Skift Take

The announcement of a new Istanbul with five runways and what it means to international connections must frighten an airport like, say, Heathrow, that's struggling to maintain its position with only two runways.

When news broke that Turkish Airlines was set to connect some 30 African destinations by the end of this year, moving to 40 by the end of 2013, many had to check back to be certain of the accuracy of the statement at the time, but the ongoing rollout into Africa has made this a reality, no longer just a plan.

Turkish now connects Entebbe, Kigali, Nairobi, and Dar es Salaam and has announced a new triangular flight from Istanbul to Kilimanjaro and Mombasa from mid-December onwards, making it top dog of foreign airlines offering connections to literally all East African destinations of substance, other than Bujumbura for which, according to a regular source, plans exist but no time frame has been announced yet.

Connecting in Istanbul to over 200 destinations, including an extensive domestic network, of course, and operating a fleet of nearly 200 state-of-the-art aircraft, Turkish has almost by stealth established itself as a truly global airline and is set to grow further yet. Only recently did THY’s CEO Dr.
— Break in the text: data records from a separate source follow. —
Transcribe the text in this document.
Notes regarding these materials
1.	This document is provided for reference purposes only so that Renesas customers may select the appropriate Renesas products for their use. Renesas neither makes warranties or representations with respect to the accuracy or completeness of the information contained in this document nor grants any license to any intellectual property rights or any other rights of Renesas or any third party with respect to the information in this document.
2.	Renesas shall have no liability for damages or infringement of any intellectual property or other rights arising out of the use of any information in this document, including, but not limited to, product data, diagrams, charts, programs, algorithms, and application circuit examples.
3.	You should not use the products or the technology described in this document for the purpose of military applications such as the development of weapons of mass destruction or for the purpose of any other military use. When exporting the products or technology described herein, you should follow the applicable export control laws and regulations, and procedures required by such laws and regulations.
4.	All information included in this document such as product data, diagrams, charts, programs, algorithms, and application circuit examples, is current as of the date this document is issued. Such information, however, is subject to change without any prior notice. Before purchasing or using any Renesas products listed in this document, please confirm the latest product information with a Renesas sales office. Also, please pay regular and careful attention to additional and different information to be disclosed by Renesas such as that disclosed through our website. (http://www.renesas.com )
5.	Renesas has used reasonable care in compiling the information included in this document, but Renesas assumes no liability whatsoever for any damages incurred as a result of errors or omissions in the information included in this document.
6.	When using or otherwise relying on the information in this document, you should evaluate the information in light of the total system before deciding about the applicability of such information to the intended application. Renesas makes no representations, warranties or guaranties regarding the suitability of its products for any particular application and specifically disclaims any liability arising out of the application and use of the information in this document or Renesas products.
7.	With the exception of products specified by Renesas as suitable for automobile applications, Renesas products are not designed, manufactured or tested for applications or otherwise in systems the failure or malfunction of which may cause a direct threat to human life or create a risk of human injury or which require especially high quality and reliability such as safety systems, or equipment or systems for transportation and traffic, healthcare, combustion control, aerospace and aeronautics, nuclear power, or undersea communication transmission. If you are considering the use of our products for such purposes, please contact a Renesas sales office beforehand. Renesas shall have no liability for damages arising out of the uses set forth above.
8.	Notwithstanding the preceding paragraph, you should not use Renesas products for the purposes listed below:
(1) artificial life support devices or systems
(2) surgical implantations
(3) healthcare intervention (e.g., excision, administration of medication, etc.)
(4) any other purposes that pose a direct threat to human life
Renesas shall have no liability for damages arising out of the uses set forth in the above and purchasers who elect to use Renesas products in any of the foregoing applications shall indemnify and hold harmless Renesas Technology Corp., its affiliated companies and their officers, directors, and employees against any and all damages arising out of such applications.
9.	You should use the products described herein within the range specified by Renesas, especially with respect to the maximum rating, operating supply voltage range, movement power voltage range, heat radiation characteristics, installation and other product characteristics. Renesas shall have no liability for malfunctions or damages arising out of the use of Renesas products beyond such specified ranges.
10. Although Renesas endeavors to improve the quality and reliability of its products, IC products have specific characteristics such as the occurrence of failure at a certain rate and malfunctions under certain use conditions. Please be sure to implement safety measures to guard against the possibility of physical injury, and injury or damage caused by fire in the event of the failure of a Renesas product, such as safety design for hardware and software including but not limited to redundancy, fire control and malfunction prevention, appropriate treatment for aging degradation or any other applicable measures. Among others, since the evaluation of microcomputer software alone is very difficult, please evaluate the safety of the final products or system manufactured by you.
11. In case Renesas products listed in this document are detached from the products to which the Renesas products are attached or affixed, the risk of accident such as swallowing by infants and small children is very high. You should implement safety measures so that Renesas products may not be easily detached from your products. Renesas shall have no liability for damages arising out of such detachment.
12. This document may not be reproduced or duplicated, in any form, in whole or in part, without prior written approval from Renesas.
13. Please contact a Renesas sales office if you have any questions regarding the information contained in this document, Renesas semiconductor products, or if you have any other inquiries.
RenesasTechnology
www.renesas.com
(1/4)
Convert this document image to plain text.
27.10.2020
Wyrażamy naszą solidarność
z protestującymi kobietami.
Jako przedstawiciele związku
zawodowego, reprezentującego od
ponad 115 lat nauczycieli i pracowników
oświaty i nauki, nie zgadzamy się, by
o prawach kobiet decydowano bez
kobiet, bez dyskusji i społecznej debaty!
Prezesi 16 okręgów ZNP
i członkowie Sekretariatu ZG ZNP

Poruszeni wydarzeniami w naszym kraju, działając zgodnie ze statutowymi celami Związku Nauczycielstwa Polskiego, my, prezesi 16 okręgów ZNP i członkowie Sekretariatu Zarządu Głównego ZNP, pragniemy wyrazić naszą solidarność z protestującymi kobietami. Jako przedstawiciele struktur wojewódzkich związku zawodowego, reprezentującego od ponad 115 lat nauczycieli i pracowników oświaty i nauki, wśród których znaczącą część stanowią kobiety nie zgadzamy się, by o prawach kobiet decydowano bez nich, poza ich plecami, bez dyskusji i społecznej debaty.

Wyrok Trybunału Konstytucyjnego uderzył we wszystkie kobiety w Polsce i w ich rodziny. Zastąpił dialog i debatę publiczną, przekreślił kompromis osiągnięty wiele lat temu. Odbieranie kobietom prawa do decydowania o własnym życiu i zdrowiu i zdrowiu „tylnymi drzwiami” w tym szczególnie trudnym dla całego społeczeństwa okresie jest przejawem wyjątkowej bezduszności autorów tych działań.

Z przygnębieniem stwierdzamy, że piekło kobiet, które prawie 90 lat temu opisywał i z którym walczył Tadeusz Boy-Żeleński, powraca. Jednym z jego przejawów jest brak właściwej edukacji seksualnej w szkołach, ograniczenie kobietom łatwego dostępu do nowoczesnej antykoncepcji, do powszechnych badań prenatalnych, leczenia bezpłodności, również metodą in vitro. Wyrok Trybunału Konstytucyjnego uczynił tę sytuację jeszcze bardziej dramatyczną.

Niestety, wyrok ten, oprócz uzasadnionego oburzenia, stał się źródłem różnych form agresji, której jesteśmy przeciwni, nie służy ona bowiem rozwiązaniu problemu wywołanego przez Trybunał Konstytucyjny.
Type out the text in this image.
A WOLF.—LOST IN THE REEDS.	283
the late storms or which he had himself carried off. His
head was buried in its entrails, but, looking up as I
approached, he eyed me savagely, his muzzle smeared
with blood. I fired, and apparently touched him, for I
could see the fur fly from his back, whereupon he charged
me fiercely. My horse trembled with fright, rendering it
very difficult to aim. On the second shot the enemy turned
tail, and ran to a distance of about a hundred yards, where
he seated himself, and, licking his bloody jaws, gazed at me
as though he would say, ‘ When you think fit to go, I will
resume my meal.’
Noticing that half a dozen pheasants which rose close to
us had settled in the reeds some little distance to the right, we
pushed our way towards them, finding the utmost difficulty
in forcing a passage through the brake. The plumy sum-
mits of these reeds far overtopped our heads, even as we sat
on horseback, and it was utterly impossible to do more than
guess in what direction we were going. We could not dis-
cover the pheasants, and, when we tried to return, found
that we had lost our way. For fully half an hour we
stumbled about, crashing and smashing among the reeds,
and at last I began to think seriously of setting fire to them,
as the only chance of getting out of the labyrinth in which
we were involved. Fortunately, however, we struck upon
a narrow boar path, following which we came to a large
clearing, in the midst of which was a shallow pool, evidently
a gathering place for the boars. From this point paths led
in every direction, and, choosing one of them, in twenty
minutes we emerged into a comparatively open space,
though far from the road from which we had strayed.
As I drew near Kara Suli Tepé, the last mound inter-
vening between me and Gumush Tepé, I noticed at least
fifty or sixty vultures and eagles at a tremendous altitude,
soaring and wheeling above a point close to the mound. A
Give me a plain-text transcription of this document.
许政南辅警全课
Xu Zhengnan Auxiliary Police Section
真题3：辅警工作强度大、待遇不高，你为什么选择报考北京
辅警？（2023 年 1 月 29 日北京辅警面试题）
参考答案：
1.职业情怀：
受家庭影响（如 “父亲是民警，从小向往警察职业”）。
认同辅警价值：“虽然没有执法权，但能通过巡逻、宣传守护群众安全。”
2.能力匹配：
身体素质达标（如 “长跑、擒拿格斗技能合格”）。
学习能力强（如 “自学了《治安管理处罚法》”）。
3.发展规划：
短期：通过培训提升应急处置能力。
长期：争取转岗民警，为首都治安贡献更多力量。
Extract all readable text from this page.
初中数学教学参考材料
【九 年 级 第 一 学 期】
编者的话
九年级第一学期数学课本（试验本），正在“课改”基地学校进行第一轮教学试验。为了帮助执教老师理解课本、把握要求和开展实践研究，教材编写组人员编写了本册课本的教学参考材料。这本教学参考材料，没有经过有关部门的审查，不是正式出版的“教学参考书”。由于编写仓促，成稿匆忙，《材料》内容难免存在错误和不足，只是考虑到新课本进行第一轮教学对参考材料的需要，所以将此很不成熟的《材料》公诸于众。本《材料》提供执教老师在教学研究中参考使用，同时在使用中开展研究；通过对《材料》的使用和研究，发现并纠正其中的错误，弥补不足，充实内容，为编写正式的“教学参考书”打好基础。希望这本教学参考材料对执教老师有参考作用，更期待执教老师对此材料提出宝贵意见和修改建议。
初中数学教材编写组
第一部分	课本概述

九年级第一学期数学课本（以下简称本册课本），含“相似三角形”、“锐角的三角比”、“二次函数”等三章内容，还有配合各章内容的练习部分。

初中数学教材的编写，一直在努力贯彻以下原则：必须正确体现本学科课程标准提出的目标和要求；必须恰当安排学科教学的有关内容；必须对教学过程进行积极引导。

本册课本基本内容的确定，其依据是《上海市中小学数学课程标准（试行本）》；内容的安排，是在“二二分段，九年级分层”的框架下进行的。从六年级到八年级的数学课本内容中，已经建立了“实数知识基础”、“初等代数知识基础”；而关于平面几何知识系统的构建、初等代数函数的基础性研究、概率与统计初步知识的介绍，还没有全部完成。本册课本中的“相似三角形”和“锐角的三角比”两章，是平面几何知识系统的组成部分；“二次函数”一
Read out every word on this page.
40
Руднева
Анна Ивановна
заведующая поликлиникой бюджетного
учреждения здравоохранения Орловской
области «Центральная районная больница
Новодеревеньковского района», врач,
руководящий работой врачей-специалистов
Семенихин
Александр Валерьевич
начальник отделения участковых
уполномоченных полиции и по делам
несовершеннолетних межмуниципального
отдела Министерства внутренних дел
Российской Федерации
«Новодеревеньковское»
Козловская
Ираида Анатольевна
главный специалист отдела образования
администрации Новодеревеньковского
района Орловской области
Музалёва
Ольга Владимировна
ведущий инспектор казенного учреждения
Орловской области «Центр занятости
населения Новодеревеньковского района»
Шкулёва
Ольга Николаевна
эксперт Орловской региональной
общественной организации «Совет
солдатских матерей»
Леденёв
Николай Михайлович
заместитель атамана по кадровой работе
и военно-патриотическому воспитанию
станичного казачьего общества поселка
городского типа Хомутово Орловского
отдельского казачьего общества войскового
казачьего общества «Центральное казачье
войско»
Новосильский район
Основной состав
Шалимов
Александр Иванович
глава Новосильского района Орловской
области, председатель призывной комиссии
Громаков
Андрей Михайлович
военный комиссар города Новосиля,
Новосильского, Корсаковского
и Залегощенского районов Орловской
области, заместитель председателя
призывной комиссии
Kotil project the number of aircraft to grow to eventually some 400, not something, however, one would like to see operating via the airline’s current hub Istanbul Ataturk, aka IST, which is getting increasingly congested.

This limitation has been affecting the quality of ground handling and the comfort of transit passengers connecting there into the growing network of Turkish and would have a serious impact on passengers decisions when deciding if to fly with any of the Gulf carriers, operating in and out of spanking new hub airports, or building them, or using THY via Istanbul as an alternative.

News was, therefore, welcome when it was confirmed that a new state-of-the-art airport with an eventual capacity of 150 million passengers will be built outside of Istanbul, sporting up to 5 runways and being rolled out in 2 if not 3 phases. Phase one should be ready by 2016 already, catering for Turkish’s rapid expansion and being able to handle the growing volume on transit passengers, crucial to THY’s ambitious growth plans for passenger numbers, besides, of course, providing a state-of-the-art cargo processing center, too.

To be built in a public-private partnership, no final costs are available but could reach US$10 billion by 2023, when phase 2 of the new airport is projected to be ready. Istanbul’s present airports Ataturk and Sabiha Goekcen will also continue to operate but see long-haul traffic very likely to shift to the new facility when opening in 4 years’ time.